Aon Plc and Willis Towers Watson Plc called off their merger on Monday, saying U.S. regulators' objections created unacceptable delay and uncertainty. The Justice Department had filed a lawsuit to stop it.

White House press secretary Jen Psaki praised the Justice Department, saying its effort was "what the president was talking about when he called for more robust enforcement of the antitrust laws."

President Joe Biden has taken more interest in antitrust than most presidents, and named one progressive antitrust expert to work in the White House and others to head the Federal Trade Commission and Justice Department's Antitrust Division.

He also signed a sweeping competition executive order urging agencies to crack down on anti-competitive practices in sectors ranging from agriculture to pharmaceuticals and labor.

Rising prices have struck areas as diverse as lumber, labor, gasoline and fast food, a politically sensitive issue for an administration trying to engineer a recovery from the -19 recession. It has positioned antitrust policies as one tool to contain inflation.

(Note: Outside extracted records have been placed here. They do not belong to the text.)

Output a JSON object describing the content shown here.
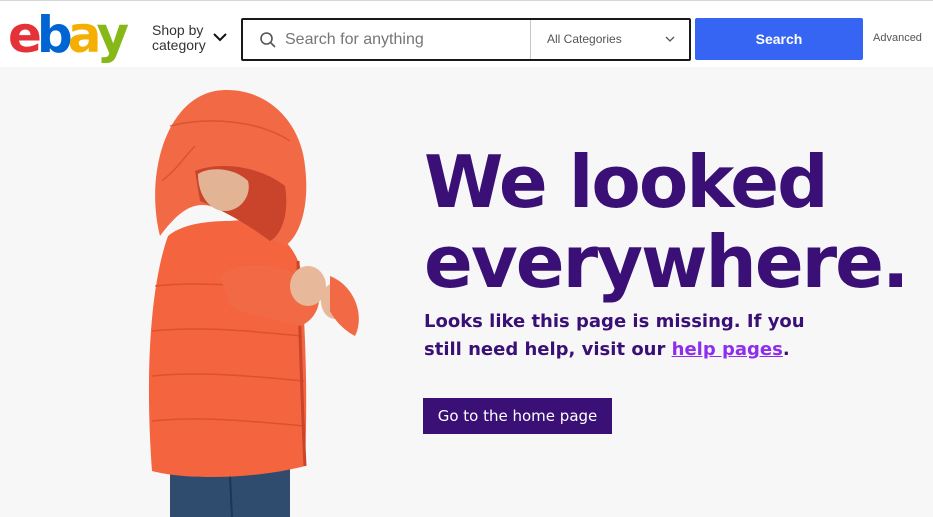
{
  "header": {
    "logo_letters": [
      "e",
      "b",
      "a",
      "y"
    ],
    "logo_colors": [
      "#e53238",
      "#0064d2",
      "#f5af02",
      "#86b817"
    ],
    "shop_by_line1": "Shop by",
    "shop_by_line2": "category",
    "search_placeholder": "Search for anything",
    "category_selected": "All Categories",
    "search_button": "Search",
    "advanced_link": "Advanced"
  },
  "main": {
    "headline_line1": "We looked",
    "headline_line2": "everywhere.",
    "sub_part1": "Looks like this page is missing. If you still need help, visit our ",
    "sub_link": "help pages",
    "sub_part2": ".",
    "home_button": "Go to the home page"
  },
  "colors": {
    "accent_blue": "#3665f3",
    "headline_purple": "#3a0f76",
    "link_purple": "#8d2dee",
    "jacket_orange": "#f4643e",
    "background": "#f7f7f8"
  }
}
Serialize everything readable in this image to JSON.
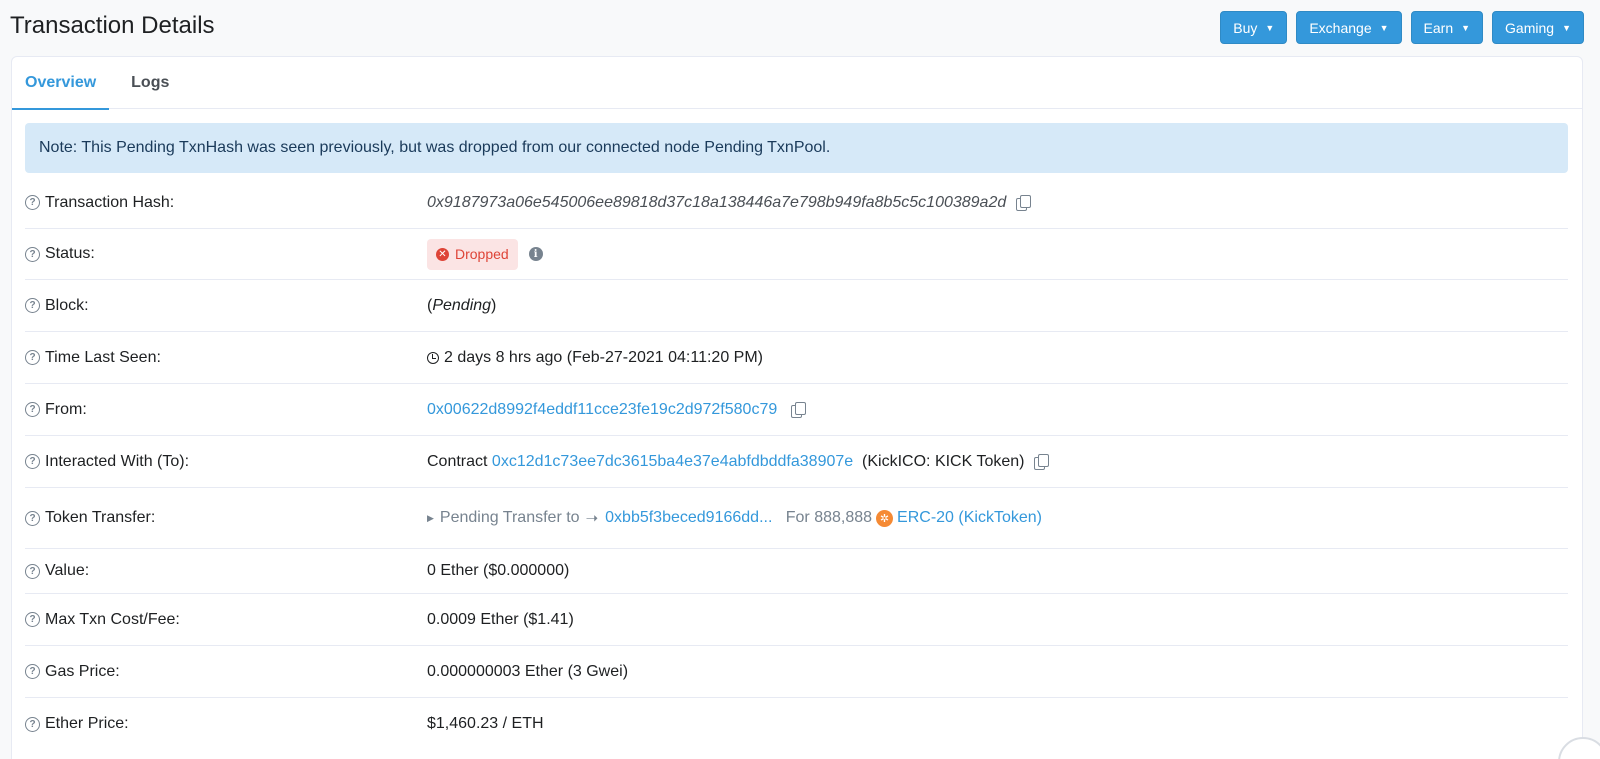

Aon declined to comment on Psaki's statements but referred to a previous statement in which it said that the Justice Department's challenge was "in contrast" to antitrust enforcers elsewhere. "The DOJ’s (Justice Department's) perspective demonstrates a misunderstanding of the marketplace and our combination was blocked by poor timing and factors ultimately outside our control," the company said in a public statement this week.

For her part, Psaki said that the deal would have raised prices for many American businesses that hire brokers for insurance and benefit packages. "Those higher insurance costs would ultimately have led Americans to pay more for all kinds of products and services," she said.